[Mageia-discuss] Package management system

Richard richard.j.walker at ntlworld.com
Wed Sep 29 01:47:30 CEST 2010


On Tuesday 28 September 2010 23:42:21 Renaud MICHEL wrote:
> No, if you are talking about rpmdrake, you should compare it to synaptic.
> I you want to talk about apt (be it apt-get or aptitude), you should
> compare it to urpmi, and urpmi (in my opinion) is not slow.
>
Agreed. Though I am not by any means a command line junkie I will always use 
uprmi when I know exactly what I want. 

So it is synaptic/apt and rpmdrake/urpmi.
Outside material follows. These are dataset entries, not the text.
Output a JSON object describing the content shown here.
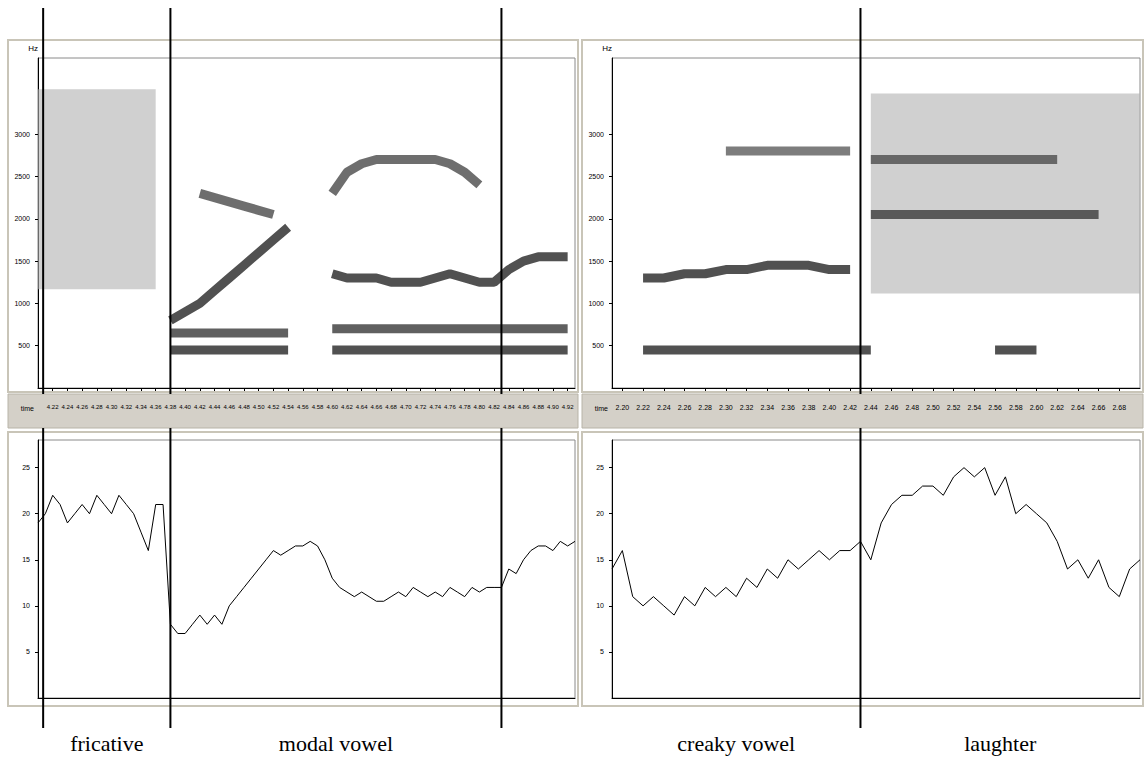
{
  "chart_data": [
    {
      "type": "line",
      "x_label": "time",
      "y_label": "Hz",
      "x": [
        4.2,
        4.22,
        4.24,
        4.26,
        4.28,
        4.3,
        4.32,
        4.34,
        4.36,
        4.38,
        4.4,
        4.42,
        4.44,
        4.46,
        4.48,
        4.5,
        4.52,
        4.54,
        4.56,
        4.58,
        4.6,
        4.62,
        4.64,
        4.66,
        4.68,
        4.7,
        4.72,
        4.74,
        4.76,
        4.78,
        4.8,
        4.82,
        4.84,
        4.86,
        4.88,
        4.9,
        4.92
      ],
      "xlim": [
        4.2,
        4.93
      ],
      "xticks": [
        4.22,
        4.24,
        4.26,
        4.28,
        {
          "value": 4.3,
          "label": "4.30"
        },
        4.32,
        4.34,
        4.36,
        4.38,
        {
          "value": 4.4,
          "label": "4.40"
        },
        4.42,
        4.44,
        4.46,
        4.48,
        {
          "value": 4.5,
          "label": "4.50"
        },
        4.52,
        4.54,
        4.56,
        4.58,
        {
          "value": 4.6,
          "label": "4.60"
        },
        4.62,
        4.64,
        4.66,
        4.68,
        {
          "value": 4.7,
          "label": "4.70"
        },
        4.72,
        4.74,
        4.76,
        4.78,
        {
          "value": 4.8,
          "label": "4.80"
        },
        4.82,
        4.84,
        4.86,
        4.88,
        {
          "value": 4.9,
          "label": "4.90"
        },
        4.92
      ],
      "ylim": [
        0,
        3900
      ],
      "yticks": [
        500,
        1000,
        1500,
        2000,
        2500,
        3000
      ],
      "tick_labels": true,
      "series": [
        {
          "color": "#b0b0b0",
          "line_style": "noise",
          "values": [
            2350,
            2350,
            2350,
            2350,
            2350,
            2350,
            2350,
            2350,
            2350,
            null,
            null,
            null,
            null,
            null,
            null,
            null,
            null,
            null,
            null,
            null,
            null,
            null,
            null,
            null,
            null,
            null,
            null,
            null,
            null,
            null,
            null,
            null,
            null,
            null,
            null,
            null,
            null
          ]
        },
        {
          "color": "#555555",
          "line_style": "solid",
          "values": [
            null,
            null,
            null,
            null,
            null,
            null,
            null,
            null,
            null,
            null,
            null,
            2300,
            2250,
            2200,
            2150,
            2100,
            2050,
            null,
            null,
            null,
            2300,
            2550,
            2650,
            2700,
            2700,
            2700,
            2700,
            2700,
            2650,
            2550,
            2400,
            null,
            null,
            null,
            null,
            null,
            null
          ]
        },
        {
          "color": "#333333",
          "line_style": "solid",
          "values": [
            null,
            null,
            null,
            null,
            null,
            null,
            null,
            null,
            null,
            800,
            900,
            1000,
            1150,
            1300,
            1450,
            1600,
            1750,
            1900,
            null,
            null,
            1350,
            1300,
            1300,
            1300,
            1250,
            1250,
            1250,
            1300,
            1350,
            1300,
            1250,
            1250,
            1400,
            1500,
            1550,
            1550,
            1550
          ]
        },
        {
          "color": "#444444",
          "line_style": "solid",
          "values": [
            null,
            null,
            null,
            null,
            null,
            null,
            null,
            null,
            null,
            650,
            650,
            650,
            650,
            650,
            650,
            650,
            650,
            650,
            null,
            null,
            700,
            700,
            700,
            700,
            700,
            700,
            700,
            700,
            700,
            700,
            700,
            700,
            700,
            700,
            700,
            700,
            700
          ]
        },
        {
          "color": "#333333",
          "line_style": "solid",
          "values": [
            null,
            null,
            null,
            null,
            null,
            null,
            null,
            null,
            null,
            450,
            450,
            450,
            450,
            450,
            450,
            450,
            450,
            450,
            null,
            null,
            450,
            450,
            450,
            450,
            450,
            450,
            450,
            450,
            450,
            450,
            450,
            450,
            450,
            450,
            450,
            450,
            450
          ]
        }
      ],
      "segments": [
        {
          "label": "fricative",
          "start": 4.207,
          "end": 4.38
        },
        {
          "label": "modal vowel",
          "start": 4.38,
          "end": 4.83
        }
      ]
    },
    {
      "type": "line",
      "x": [
        4.2,
        4.21,
        4.22,
        4.23,
        4.24,
        4.25,
        4.26,
        4.27,
        4.28,
        4.29,
        4.3,
        4.31,
        4.32,
        4.33,
        4.34,
        4.35,
        4.36,
        4.37,
        4.38,
        4.39,
        4.4,
        4.41,
        4.42,
        4.43,
        4.44,
        4.45,
        4.46,
        4.47,
        4.48,
        4.49,
        4.5,
        4.51,
        4.52,
        4.53,
        4.54,
        4.55,
        4.56,
        4.57,
        4.58,
        4.59,
        4.6,
        4.61,
        4.62,
        4.63,
        4.64,
        4.65,
        4.66,
        4.67,
        4.68,
        4.69,
        4.7,
        4.71,
        4.72,
        4.73,
        4.74,
        4.75,
        4.76,
        4.77,
        4.78,
        4.79,
        4.8,
        4.81,
        4.82,
        4.83,
        4.84,
        4.85,
        4.86,
        4.87,
        4.88,
        4.89,
        4.9,
        4.91,
        4.92,
        4.93
      ],
      "values": [
        19,
        20,
        22,
        21,
        19,
        20,
        21,
        20,
        22,
        21,
        20,
        22,
        21,
        20,
        18,
        16,
        21,
        21,
        8,
        7,
        7,
        8,
        9,
        8,
        9,
        8,
        10,
        11,
        12,
        13,
        14,
        15,
        16,
        15.5,
        16,
        16.5,
        16.5,
        17,
        16.5,
        15,
        13,
        12,
        11.5,
        11,
        11.5,
        11,
        10.5,
        10.5,
        11,
        11.5,
        11,
        12,
        11.5,
        11,
        11.5,
        11,
        12,
        11.5,
        11,
        12,
        11.5,
        12,
        12,
        12,
        14,
        13.5,
        15,
        16,
        16.5,
        16.5,
        16,
        17,
        16.5,
        17
      ],
      "color": "#000000",
      "xlim": [
        4.2,
        4.93
      ],
      "ylim": [
        0,
        28
      ],
      "yticks": [
        5,
        10,
        15,
        20,
        25
      ],
      "tick_labels": "y"
    },
    {
      "type": "line",
      "x_label": "time",
      "y_label": "Hz",
      "x": [
        2.2,
        2.22,
        2.24,
        2.26,
        2.28,
        2.3,
        2.32,
        2.34,
        2.36,
        2.38,
        2.4,
        2.42,
        2.44,
        2.46,
        2.48,
        2.5,
        2.52,
        2.54,
        2.56,
        2.58,
        2.6,
        2.62,
        2.64,
        2.66,
        2.68,
        2.7
      ],
      "xlim": [
        2.19,
        2.7
      ],
      "xticks": [
        {
          "value": 2.2,
          "label": "2.20"
        },
        2.22,
        2.24,
        2.26,
        2.28,
        {
          "value": 2.3,
          "label": "2.30"
        },
        2.32,
        2.34,
        2.36,
        2.38,
        {
          "value": 2.4,
          "label": "2.40"
        },
        2.42,
        2.44,
        2.46,
        2.48,
        {
          "value": 2.5,
          "label": "2.50"
        },
        2.52,
        2.54,
        2.56,
        2.58,
        {
          "value": 2.6,
          "label": "2.60"
        },
        2.62,
        2.64,
        2.66,
        2.68
      ],
      "ylim": [
        0,
        3900
      ],
      "yticks": [
        500,
        1000,
        1500,
        2000,
        2500,
        3000
      ],
      "tick_labels": true,
      "series": [
        {
          "color": "#b0b0b0",
          "line_style": "noise",
          "values": [
            null,
            null,
            null,
            null,
            null,
            null,
            null,
            null,
            null,
            null,
            null,
            null,
            2300,
            2300,
            2300,
            2300,
            2300,
            2300,
            2300,
            2300,
            2300,
            2300,
            2300,
            2300,
            2300,
            2300
          ]
        },
        {
          "color": "#555555",
          "line_style": "solid",
          "values": [
            null,
            null,
            null,
            null,
            null,
            null,
            null,
            null,
            null,
            null,
            null,
            null,
            2700,
            2700,
            2700,
            2700,
            2700,
            2700,
            2700,
            2700,
            2700,
            2700,
            null,
            null,
            null,
            null
          ]
        },
        {
          "color": "#444444",
          "line_style": "solid",
          "values": [
            null,
            null,
            null,
            null,
            null,
            null,
            null,
            null,
            null,
            null,
            null,
            null,
            2050,
            2050,
            2050,
            2050,
            2050,
            2050,
            2050,
            2050,
            2050,
            2050,
            2050,
            2050,
            null,
            null
          ]
        },
        {
          "color": "#666666",
          "line_style": "solid",
          "values": [
            null,
            null,
            null,
            null,
            null,
            2800,
            2800,
            2800,
            2800,
            2800,
            2800,
            2800,
            null,
            null,
            null,
            null,
            null,
            null,
            null,
            null,
            null,
            null,
            null,
            null,
            null,
            null
          ]
        },
        {
          "color": "#333333",
          "line_style": "solid",
          "values": [
            null,
            1300,
            1300,
            1350,
            1350,
            1400,
            1400,
            1450,
            1450,
            1450,
            1400,
            1400,
            null,
            null,
            null,
            null,
            null,
            null,
            null,
            null,
            null,
            null,
            null,
            null,
            null,
            null
          ]
        },
        {
          "color": "#333333",
          "line_style": "solid",
          "values": [
            null,
            450,
            450,
            450,
            450,
            450,
            450,
            450,
            450,
            450,
            450,
            450,
            450,
            null,
            null,
            null,
            null,
            null,
            450,
            450,
            450,
            null,
            null,
            null,
            null,
            null
          ]
        }
      ],
      "segments": [
        {
          "label": "creaky vowel",
          "start": 2.19,
          "end": 2.43
        },
        {
          "label": "laughter",
          "start": 2.43,
          "end": 2.7
        }
      ]
    },
    {
      "type": "line",
      "x": [
        2.19,
        2.2,
        2.21,
        2.22,
        2.23,
        2.24,
        2.25,
        2.26,
        2.27,
        2.28,
        2.29,
        2.3,
        2.31,
        2.32,
        2.33,
        2.34,
        2.35,
        2.36,
        2.37,
        2.38,
        2.39,
        2.4,
        2.41,
        2.42,
        2.43,
        2.44,
        2.45,
        2.46,
        2.47,
        2.48,
        2.49,
        2.5,
        2.51,
        2.52,
        2.53,
        2.54,
        2.55,
        2.56,
        2.57,
        2.58,
        2.59,
        2.6,
        2.61,
        2.62,
        2.63,
        2.64,
        2.65,
        2.66,
        2.67,
        2.68,
        2.69,
        2.7
      ],
      "values": [
        14,
        16,
        11,
        10,
        11,
        10,
        9,
        11,
        10,
        12,
        11,
        12,
        11,
        13,
        12,
        14,
        13,
        15,
        14,
        15,
        16,
        15,
        16,
        16,
        17,
        15,
        19,
        21,
        22,
        22,
        23,
        23,
        22,
        24,
        25,
        24,
        25,
        22,
        24,
        20,
        21,
        20,
        19,
        17,
        14,
        15,
        13,
        15,
        12,
        11,
        14,
        15
      ],
      "color": "#000000",
      "xlim": [
        2.19,
        2.7
      ],
      "ylim": [
        0,
        28
      ],
      "yticks": [
        5,
        10,
        15,
        20,
        25
      ],
      "tick_labels": "y"
    }
  ]
}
No doubt yum has a GUI counterpart 
too.
>
> emerge and macports are source-based "packet" managers.
> As the programs are compiled when you want to install them, you can decide
> to exclude some optional, compile-time functionality, and avoid their
> dependencies.
>
> In pre-compiled packets (like rpm or deb), the packager decided what should
> be compiled, and so what are the required dependencies.
> You still have the option to get the source package and tweak it (via the
> spec file for rpm, or rule for deb) to exclude some things you don't
> require. (but you will need to do it again each time an update is
> available)
>
Right, I have done this with a custom ffmpeg build. Compile time dependency 
control is, of course, a grace and favour benefit provided by the program 
author. I get the impression that a packager can introduce depencies when 
special support is needed for extra features he may choose to include. This 
seems to be what happened with the 2010.1 issue of the foobillard rpm where a 
new dependency on Pulse has been created which does not exist in the 2010.0 
package or the author's source.
>
> Packages have dependencies, those are interpreted as "this package cannot
> work without those".
> You can also have less strict recommendations, deb has provided for long
> recommended packages (not really required, but a must have) and suggested
> packages (is an interesting addition, but nothing essential).
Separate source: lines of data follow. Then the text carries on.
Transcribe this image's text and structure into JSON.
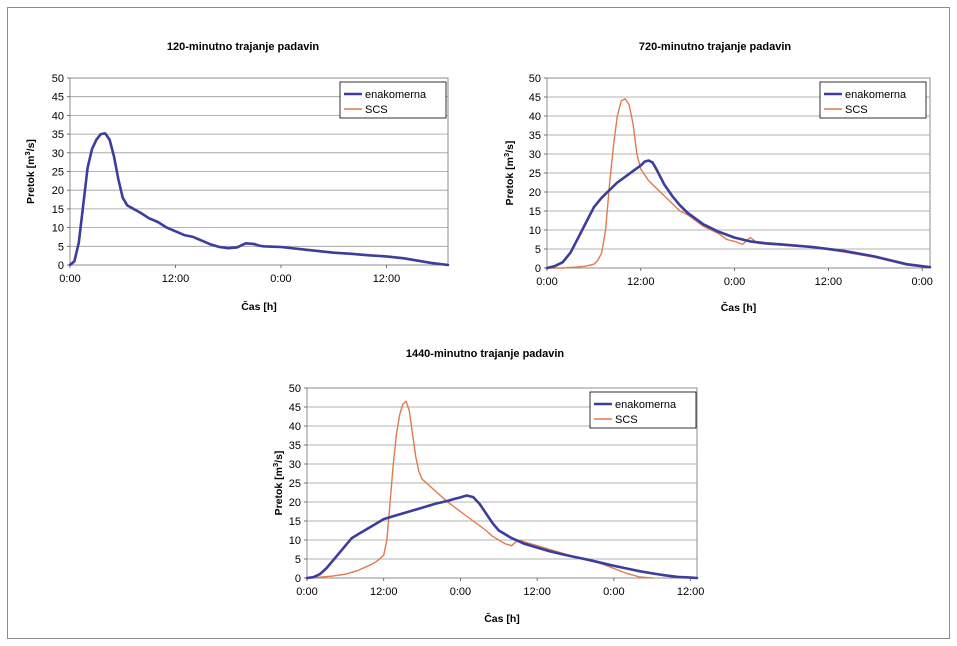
{
  "chart_data": [
    {
      "type": "line",
      "title": "120-minutno trajanje padavin",
      "xlabel": "Čas [h]",
      "ylabel": "Pretok [m³/s]",
      "ylabel_parts": {
        "pre": "Pretok [m",
        "sup": "3",
        "post": "/s]"
      },
      "ylim": [
        0,
        50
      ],
      "yticks": [
        "0",
        "5",
        "10",
        "15",
        "20",
        "25",
        "30",
        "35",
        "40",
        "45",
        "50"
      ],
      "xlim": [
        0,
        43
      ],
      "xticks": [
        {
          "x": 0,
          "label": "0:00"
        },
        {
          "x": 12,
          "label": "12:00"
        },
        {
          "x": 24,
          "label": "0:00"
        },
        {
          "x": 36,
          "label": "12:00"
        }
      ],
      "grid": true,
      "legend_position": "top-right",
      "series": [
        {
          "name": "enakomerna",
          "color": "#3d3d9e",
          "x": [
            0,
            0.5,
            1,
            1.5,
            2,
            2.5,
            3,
            3.5,
            4,
            4.5,
            5,
            5.5,
            6,
            6.5,
            7,
            8,
            9,
            10,
            11,
            12,
            13,
            14,
            15,
            16,
            17,
            18,
            19,
            20,
            21,
            21.5,
            22,
            23,
            24,
            26,
            28,
            30,
            32,
            34,
            36,
            38,
            40,
            41,
            42,
            43
          ],
          "y": [
            0,
            1,
            6,
            16,
            26,
            31,
            33.5,
            35,
            35.2,
            33.5,
            29,
            23,
            18,
            16,
            15.3,
            14,
            12.5,
            11.5,
            10,
            9,
            8,
            7.5,
            6.5,
            5.5,
            4.8,
            4.5,
            4.7,
            5.8,
            5.6,
            5.2,
            5,
            4.9,
            4.8,
            4.3,
            3.8,
            3.3,
            3,
            2.6,
            2.3,
            1.8,
            1,
            0.6,
            0.3,
            0
          ]
        },
        {
          "name": "SCS",
          "color": "#e07a4a",
          "x": [
            0,
            0.5,
            1,
            1.5,
            2,
            2.5,
            3,
            3.5,
            4,
            4.5,
            5,
            5.5,
            6,
            6.5,
            7,
            8,
            9,
            10,
            11,
            12,
            13,
            14,
            15,
            16,
            17,
            18,
            19,
            20,
            21,
            21.5,
            22,
            23,
            24,
            26,
            28,
            30,
            32,
            34,
            36,
            38,
            40,
            41,
            42,
            43
          ],
          "y": [
            0,
            1,
            6,
            16,
            26,
            31,
            33.5,
            35,
            35.2,
            33.5,
            29,
            23,
            18,
            16,
            15.3,
            14,
            12.5,
            11.5,
            10,
            9,
            8,
            7.5,
            6.5,
            5.5,
            4.8,
            4.5,
            4.7,
            5.8,
            5.6,
            5.2,
            5,
            4.9,
            4.8,
            4.3,
            3.8,
            3.3,
            3,
            2.6,
            2.3,
            1.8,
            1,
            0.6,
            0.3,
            0
          ]
        }
      ]
    },
    {
      "type": "line",
      "title": "720-minutno trajanje padavin",
      "xlabel": "Čas [h]",
      "ylabel": "Pretok [m³/s]",
      "ylabel_parts": {
        "pre": "Pretok [m",
        "sup": "3",
        "post": "/s]"
      },
      "ylim": [
        0,
        50
      ],
      "yticks": [
        "0",
        "5",
        "10",
        "15",
        "20",
        "25",
        "30",
        "35",
        "40",
        "45",
        "50"
      ],
      "xlim": [
        0,
        49
      ],
      "xticks": [
        {
          "x": 0,
          "label": "0:00"
        },
        {
          "x": 12,
          "label": "12:00"
        },
        {
          "x": 24,
          "label": "0:00"
        },
        {
          "x": 36,
          "label": "12:00"
        },
        {
          "x": 48,
          "label": "0:00"
        }
      ],
      "grid": true,
      "legend_position": "top-right",
      "series": [
        {
          "name": "enakomerna",
          "color": "#3d3d9e",
          "x": [
            0,
            1,
            2,
            3,
            4,
            5,
            6,
            7,
            8,
            9,
            10,
            11,
            12,
            12.5,
            13,
            13.5,
            14,
            15,
            16,
            17,
            18,
            19,
            20,
            22,
            24,
            26,
            28,
            30,
            34,
            38,
            42,
            46,
            49
          ],
          "y": [
            0,
            0.5,
            1.5,
            4,
            8,
            12,
            16,
            18.5,
            20.5,
            22.5,
            24,
            25.5,
            27,
            28,
            28.3,
            27.8,
            26,
            22,
            19,
            16.5,
            14.5,
            13,
            11.5,
            9.5,
            8,
            7,
            6.5,
            6.2,
            5.5,
            4.5,
            3,
            1,
            0.2
          ]
        },
        {
          "name": "SCS",
          "color": "#e07a4a",
          "x": [
            0,
            2,
            4,
            5,
            6,
            6.5,
            7,
            7.5,
            8,
            8.5,
            9,
            9.5,
            10,
            10.5,
            11,
            11.5,
            12,
            13,
            14,
            15,
            16,
            17,
            18,
            19,
            20,
            22,
            23,
            24,
            25,
            26,
            27,
            28,
            30,
            34,
            38,
            42,
            46,
            49
          ],
          "y": [
            0,
            0,
            0.3,
            0.5,
            1,
            2,
            4,
            10,
            22,
            32,
            40,
            44,
            44.5,
            43,
            38,
            30,
            26,
            23,
            21,
            19,
            17,
            15,
            14,
            12.5,
            11,
            9,
            7.5,
            7,
            6.2,
            8,
            6.5,
            6.3,
            6,
            5.5,
            4.2,
            2.8,
            0.8,
            0.1
          ]
        }
      ]
    },
    {
      "type": "line",
      "title": "1440-minutno trajanje padavin",
      "xlabel": "Čas [h]",
      "ylabel": "Pretok [m³/s]",
      "ylabel_parts": {
        "pre": "Pretok [m",
        "sup": "3",
        "post": "/s]"
      },
      "ylim": [
        0,
        50
      ],
      "yticks": [
        "0",
        "5",
        "10",
        "15",
        "20",
        "25",
        "30",
        "35",
        "40",
        "45",
        "50"
      ],
      "xlim": [
        0,
        61
      ],
      "xticks": [
        {
          "x": 0,
          "label": "0:00"
        },
        {
          "x": 12,
          "label": "12:00"
        },
        {
          "x": 24,
          "label": "0:00"
        },
        {
          "x": 36,
          "label": "12:00"
        },
        {
          "x": 48,
          "label": "0:00"
        },
        {
          "x": 60,
          "label": "12:00"
        }
      ],
      "grid": true,
      "legend_position": "top-right",
      "series": [
        {
          "name": "enakomerna",
          "color": "#3d3d9e",
          "x": [
            0,
            1,
            2,
            3,
            4,
            5,
            6,
            7,
            8,
            10,
            12,
            14,
            16,
            18,
            20,
            22,
            23,
            24,
            25,
            26,
            27,
            28,
            29,
            30,
            32,
            34,
            36,
            38,
            40,
            42,
            44,
            46,
            48,
            50,
            52,
            54,
            56,
            58,
            60,
            61
          ],
          "y": [
            0,
            0.2,
            1,
            2.5,
            4.5,
            6.5,
            8.5,
            10.5,
            11.5,
            13.5,
            15.5,
            16.5,
            17.5,
            18.5,
            19.5,
            20.3,
            20.8,
            21.2,
            21.7,
            21.3,
            19.5,
            17,
            14.5,
            12.5,
            10.5,
            9,
            8,
            7,
            6.2,
            5.5,
            4.8,
            4,
            3.2,
            2.5,
            1.8,
            1.2,
            0.7,
            0.3,
            0.1,
            0
          ]
        },
        {
          "name": "SCS",
          "color": "#e07a4a",
          "x": [
            0,
            2,
            4,
            6,
            8,
            10,
            11,
            12,
            12.5,
            13,
            13.5,
            14,
            14.5,
            15,
            15.5,
            16,
            16.5,
            17,
            17.5,
            18,
            19,
            20,
            22,
            24,
            26,
            28,
            29,
            30,
            31,
            32,
            33,
            33.5,
            34,
            36,
            38,
            40,
            42,
            44,
            46,
            48,
            50,
            52,
            54
          ],
          "y": [
            0,
            0.2,
            0.5,
            1,
            2,
            3.5,
            4.5,
            6,
            10,
            20,
            30,
            38,
            43,
            45.8,
            46.5,
            44,
            38,
            32,
            28,
            26,
            24.5,
            23,
            20,
            17.5,
            15,
            12.5,
            11,
            10,
            9,
            8.5,
            10,
            9.8,
            9.5,
            8.5,
            7.5,
            6.5,
            5.5,
            4.8,
            3.8,
            2.5,
            1.2,
            0.3,
            0
          ]
        }
      ]
    }
  ]
}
> Rpm also provide such a mechanism (though I think is younger than deb) with
> the suggested packages.
> Urpmi take the suggested packages into account, when installing it will by
> default selected also the suggested packages, but you can add the --no-
> suggests option to avoid this.
Does this mean that I can find the KDE packages which "depend" on Pulse and 
re-package them such that Pulse is only "recommended"? If so then I will have 
to find the way to set the --no-suggests option in rpmdrake. I hadn't even 
looked for it before as I have only recently started to discover problems in 
Mandriva packages.
> On the urpme side, if you uninstall a package that was installed as a
> suggestion, it won't trigger the uninstallation of the package that
> suggested it.
Something similar seems to apply to packages which I inadvertently "mark" as 
manually installed. urpme reports that such packages will be excluded from 
orphan detection. I love the --auto-orphans switch.